Users of AI tools are projected to reach 729.11 million by 2030, a 132% jump from an estimated 314.38 million users in 2024 and a 529% surge from 2020, data as indicated by data supplied by Statista.
With users of AI tools set to grow extensively through this decade, to almost three quarters of a billion users, it is critical that principles for trustworthy AI are developed and adopted broadly.
Lucia Rossi, an economist and policy analyst at the OECD’s AI division, commented that “We see that policymakers across the globe are issuing different regulatory frameworks … we encourage interoperability across jurisdictions and encourage co-operation across these players”.
Paris-based OECD has been focusing on AI for nearly a decade, and in May 2019 its member countries adopted the OECD AI Principles, the first intergovernmental standard on AI.
Regulations should be designed to protect “human rights, privacy, transparency, safety and accountability”, and any principle should “set a guide, a blueprint for policymakers and all stakeholders to set a common ground that we all must find to foster a thriving AI ecosystem”, Ms Rossi added.
Among the biggest risks when it comes to AI are bias and threats to authenticity, especially with its growing user base, Don McGuire, senior vice president and chief marketing officer of Qualcomm, said at the panel.
The emergence of generative AI, propelled to the forefront by OpenAI’s ChatGPT in 2023, has accelerated its expansion.
Growing interest in the technology, due to its advanced conversational skills, led to a scramble by technology majors such as Microsoft, Google, Amazon and Oracle, and corporate leaders such as X owner Elon Musk to enter the space.
Apart from guiding principles for Ai, the new tech also threatens other elements of our civilisation.

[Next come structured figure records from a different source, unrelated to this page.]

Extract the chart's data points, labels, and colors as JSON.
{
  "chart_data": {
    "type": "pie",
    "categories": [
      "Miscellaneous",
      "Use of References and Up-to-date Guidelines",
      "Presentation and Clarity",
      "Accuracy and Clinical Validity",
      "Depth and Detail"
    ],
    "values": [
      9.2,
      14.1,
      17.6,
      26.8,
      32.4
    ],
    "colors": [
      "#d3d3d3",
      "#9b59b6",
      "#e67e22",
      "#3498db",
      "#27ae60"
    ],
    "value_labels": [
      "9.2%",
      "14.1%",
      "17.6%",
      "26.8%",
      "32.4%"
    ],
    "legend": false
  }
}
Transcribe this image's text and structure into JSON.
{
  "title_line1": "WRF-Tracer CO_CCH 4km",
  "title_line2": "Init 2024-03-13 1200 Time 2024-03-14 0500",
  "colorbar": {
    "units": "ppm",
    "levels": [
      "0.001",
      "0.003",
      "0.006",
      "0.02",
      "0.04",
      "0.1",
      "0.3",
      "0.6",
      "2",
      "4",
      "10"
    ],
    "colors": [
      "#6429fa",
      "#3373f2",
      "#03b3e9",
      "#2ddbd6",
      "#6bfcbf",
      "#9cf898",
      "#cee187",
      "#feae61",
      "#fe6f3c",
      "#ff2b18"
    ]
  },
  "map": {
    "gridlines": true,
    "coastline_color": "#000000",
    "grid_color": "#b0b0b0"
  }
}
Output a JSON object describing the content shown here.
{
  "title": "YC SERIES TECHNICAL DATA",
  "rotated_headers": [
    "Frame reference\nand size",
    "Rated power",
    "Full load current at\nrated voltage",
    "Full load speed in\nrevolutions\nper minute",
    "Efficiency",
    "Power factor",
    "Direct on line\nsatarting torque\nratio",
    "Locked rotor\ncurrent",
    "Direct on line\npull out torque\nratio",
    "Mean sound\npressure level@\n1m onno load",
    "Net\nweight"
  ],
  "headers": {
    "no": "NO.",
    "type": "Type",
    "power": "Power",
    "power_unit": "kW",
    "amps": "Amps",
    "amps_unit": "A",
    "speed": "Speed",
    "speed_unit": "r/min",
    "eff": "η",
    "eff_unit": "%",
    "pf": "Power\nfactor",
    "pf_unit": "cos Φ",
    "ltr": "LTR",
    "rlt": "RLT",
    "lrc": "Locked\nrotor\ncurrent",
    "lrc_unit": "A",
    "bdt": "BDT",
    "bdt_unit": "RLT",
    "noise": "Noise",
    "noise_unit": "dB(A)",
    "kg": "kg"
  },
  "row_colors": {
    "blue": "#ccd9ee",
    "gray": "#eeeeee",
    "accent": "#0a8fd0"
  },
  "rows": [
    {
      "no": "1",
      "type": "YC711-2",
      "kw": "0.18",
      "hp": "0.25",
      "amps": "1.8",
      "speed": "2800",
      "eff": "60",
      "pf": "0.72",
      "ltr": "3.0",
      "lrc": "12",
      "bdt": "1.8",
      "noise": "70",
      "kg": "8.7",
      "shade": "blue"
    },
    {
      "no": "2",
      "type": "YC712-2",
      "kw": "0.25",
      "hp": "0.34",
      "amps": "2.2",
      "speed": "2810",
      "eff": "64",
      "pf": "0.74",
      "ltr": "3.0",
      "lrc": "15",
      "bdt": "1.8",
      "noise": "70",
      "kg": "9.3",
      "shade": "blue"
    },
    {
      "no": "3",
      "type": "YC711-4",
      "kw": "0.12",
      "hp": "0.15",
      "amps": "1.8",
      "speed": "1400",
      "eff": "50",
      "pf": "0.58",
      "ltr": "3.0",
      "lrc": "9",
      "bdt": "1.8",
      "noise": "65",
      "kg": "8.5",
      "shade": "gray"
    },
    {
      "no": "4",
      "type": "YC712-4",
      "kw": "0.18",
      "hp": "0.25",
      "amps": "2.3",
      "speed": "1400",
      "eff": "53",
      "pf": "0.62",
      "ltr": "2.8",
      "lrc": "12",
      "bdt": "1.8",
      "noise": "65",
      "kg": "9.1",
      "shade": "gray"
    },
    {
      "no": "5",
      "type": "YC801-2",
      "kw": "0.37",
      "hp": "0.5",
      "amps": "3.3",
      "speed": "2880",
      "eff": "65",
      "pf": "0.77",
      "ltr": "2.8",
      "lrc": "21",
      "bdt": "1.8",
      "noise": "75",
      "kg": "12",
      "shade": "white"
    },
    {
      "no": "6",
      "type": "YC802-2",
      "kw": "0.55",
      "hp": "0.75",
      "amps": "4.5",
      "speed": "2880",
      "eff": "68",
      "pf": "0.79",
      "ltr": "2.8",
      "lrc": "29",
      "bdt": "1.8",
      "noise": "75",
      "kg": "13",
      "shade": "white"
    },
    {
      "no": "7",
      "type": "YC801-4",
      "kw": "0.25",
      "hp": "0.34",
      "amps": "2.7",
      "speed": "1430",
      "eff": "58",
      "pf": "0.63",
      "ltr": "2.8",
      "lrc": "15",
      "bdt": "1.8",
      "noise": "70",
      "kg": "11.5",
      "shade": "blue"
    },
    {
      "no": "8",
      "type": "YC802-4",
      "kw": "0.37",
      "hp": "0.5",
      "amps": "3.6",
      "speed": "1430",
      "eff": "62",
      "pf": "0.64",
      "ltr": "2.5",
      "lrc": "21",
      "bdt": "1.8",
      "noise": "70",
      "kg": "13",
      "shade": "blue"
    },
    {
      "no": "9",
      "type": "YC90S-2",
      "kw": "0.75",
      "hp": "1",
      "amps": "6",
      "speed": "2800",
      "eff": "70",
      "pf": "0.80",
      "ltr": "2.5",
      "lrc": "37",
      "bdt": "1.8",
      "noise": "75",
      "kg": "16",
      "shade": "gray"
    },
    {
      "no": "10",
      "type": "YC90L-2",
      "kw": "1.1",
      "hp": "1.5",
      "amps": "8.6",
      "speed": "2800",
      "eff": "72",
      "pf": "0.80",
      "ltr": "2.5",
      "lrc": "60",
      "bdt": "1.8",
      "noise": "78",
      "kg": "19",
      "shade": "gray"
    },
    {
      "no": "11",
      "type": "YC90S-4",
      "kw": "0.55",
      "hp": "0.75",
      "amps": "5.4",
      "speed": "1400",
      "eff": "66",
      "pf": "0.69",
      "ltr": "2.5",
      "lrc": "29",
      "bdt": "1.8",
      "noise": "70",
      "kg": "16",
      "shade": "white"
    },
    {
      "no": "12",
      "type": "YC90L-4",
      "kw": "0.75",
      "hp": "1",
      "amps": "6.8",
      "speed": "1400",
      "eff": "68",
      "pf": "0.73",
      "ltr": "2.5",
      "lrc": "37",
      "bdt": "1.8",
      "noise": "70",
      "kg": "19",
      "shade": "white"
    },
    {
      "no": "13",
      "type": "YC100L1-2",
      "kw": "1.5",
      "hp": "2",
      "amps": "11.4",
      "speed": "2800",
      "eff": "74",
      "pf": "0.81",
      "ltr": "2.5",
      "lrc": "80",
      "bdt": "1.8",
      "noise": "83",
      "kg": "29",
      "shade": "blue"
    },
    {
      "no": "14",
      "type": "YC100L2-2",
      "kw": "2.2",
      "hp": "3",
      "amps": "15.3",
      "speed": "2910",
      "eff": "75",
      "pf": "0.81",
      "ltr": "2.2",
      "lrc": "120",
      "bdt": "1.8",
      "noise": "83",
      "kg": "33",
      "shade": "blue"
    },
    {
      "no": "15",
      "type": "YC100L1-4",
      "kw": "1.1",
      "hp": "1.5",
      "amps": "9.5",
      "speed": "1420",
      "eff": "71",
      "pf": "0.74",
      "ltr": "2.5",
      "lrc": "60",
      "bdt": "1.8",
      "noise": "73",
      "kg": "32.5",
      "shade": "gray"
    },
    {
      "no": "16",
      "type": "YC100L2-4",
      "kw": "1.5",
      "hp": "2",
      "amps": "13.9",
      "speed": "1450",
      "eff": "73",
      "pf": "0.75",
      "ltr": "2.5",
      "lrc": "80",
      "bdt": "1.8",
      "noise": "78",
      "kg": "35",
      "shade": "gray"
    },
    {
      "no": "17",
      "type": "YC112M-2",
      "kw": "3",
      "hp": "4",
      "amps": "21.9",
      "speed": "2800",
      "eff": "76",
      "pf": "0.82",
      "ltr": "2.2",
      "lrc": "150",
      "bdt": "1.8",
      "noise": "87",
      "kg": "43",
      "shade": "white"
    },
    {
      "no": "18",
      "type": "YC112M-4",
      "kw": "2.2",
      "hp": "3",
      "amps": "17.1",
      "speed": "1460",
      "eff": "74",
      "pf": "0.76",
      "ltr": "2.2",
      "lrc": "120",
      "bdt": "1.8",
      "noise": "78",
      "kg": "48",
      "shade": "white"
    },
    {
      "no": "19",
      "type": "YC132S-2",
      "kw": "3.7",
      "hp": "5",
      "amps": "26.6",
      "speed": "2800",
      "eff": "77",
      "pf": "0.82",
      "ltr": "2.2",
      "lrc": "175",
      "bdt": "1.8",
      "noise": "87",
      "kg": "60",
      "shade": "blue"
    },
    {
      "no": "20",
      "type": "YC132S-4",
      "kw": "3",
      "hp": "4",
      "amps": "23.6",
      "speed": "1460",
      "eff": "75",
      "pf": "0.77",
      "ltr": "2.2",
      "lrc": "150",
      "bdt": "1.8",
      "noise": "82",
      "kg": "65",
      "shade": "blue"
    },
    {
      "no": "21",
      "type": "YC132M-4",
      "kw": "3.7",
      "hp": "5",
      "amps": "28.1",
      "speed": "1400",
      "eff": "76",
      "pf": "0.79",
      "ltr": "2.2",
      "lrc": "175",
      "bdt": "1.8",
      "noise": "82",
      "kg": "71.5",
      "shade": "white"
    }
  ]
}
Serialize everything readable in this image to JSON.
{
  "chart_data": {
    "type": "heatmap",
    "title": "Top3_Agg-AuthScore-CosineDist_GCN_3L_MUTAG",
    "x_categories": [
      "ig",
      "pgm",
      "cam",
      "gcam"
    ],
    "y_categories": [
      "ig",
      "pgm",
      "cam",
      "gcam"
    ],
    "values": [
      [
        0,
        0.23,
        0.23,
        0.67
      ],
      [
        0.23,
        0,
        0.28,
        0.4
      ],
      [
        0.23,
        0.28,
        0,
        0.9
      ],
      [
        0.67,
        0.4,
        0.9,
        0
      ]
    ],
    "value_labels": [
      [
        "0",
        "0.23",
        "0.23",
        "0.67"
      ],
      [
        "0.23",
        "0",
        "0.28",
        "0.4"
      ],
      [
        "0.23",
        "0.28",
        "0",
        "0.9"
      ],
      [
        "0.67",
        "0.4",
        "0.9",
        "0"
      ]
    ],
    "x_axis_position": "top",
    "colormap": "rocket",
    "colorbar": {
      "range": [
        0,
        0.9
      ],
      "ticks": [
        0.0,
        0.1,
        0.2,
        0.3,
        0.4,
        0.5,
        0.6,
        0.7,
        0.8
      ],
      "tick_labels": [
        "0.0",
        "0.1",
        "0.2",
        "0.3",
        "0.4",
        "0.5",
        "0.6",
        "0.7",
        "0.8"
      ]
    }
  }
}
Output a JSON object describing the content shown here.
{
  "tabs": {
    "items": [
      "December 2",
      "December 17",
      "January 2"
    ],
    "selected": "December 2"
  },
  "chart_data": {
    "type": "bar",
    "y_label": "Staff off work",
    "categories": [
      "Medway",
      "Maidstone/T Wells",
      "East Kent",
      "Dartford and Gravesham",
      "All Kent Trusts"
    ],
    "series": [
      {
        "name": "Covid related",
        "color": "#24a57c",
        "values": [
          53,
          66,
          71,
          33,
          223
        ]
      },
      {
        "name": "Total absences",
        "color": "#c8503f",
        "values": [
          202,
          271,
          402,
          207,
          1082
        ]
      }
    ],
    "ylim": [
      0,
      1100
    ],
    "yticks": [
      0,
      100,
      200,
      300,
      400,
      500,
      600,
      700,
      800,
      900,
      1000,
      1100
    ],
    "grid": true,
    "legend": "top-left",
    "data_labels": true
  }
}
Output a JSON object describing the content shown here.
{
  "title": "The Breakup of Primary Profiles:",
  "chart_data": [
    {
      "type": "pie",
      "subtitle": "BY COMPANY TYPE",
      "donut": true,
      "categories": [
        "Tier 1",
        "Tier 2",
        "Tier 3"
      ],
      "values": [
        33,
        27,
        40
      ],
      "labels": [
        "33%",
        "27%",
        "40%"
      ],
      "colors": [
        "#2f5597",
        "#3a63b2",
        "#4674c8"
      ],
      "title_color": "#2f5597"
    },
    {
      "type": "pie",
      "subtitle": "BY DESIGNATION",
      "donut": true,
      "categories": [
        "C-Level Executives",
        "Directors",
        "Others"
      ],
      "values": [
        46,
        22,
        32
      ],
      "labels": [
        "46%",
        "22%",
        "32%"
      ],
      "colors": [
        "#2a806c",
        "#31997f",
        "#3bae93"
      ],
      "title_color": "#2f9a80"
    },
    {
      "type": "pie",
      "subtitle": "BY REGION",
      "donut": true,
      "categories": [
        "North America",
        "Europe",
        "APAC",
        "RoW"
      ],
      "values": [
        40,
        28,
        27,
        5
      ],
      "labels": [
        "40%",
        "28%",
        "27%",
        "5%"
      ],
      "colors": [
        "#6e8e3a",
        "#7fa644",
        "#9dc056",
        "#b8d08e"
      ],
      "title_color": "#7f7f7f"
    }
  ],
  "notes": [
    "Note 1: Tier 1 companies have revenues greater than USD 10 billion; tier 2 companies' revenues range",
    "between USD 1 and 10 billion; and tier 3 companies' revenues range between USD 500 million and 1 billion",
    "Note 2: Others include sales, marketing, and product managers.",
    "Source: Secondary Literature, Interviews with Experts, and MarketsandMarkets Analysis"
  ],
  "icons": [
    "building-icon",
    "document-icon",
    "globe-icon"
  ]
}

At the Bosch Connected conference in March, Elon Musk was quoted as saying that “The artificial intelligence compute coming online, appears to be increasing by a factor of 10 every six months. Like, obviously that cannot continue at such a high rate forever, or it’ll exceed the mass of the universe, but I’ve never seen anything like it. The chip rush is bigger than any gold rush that’s ever existed.” He also cautioned that the next threat would be a lack of transformers to power the industry and then followed by electricity shortages.
Ai’s sudden rise has also raised questions about how data is used in AI models and how the law applies to the output of those models, such as a paragraph of text or a computer-generated image. These and other questions of ethics and survival are important for the industry to address before they become existential issues for humanity.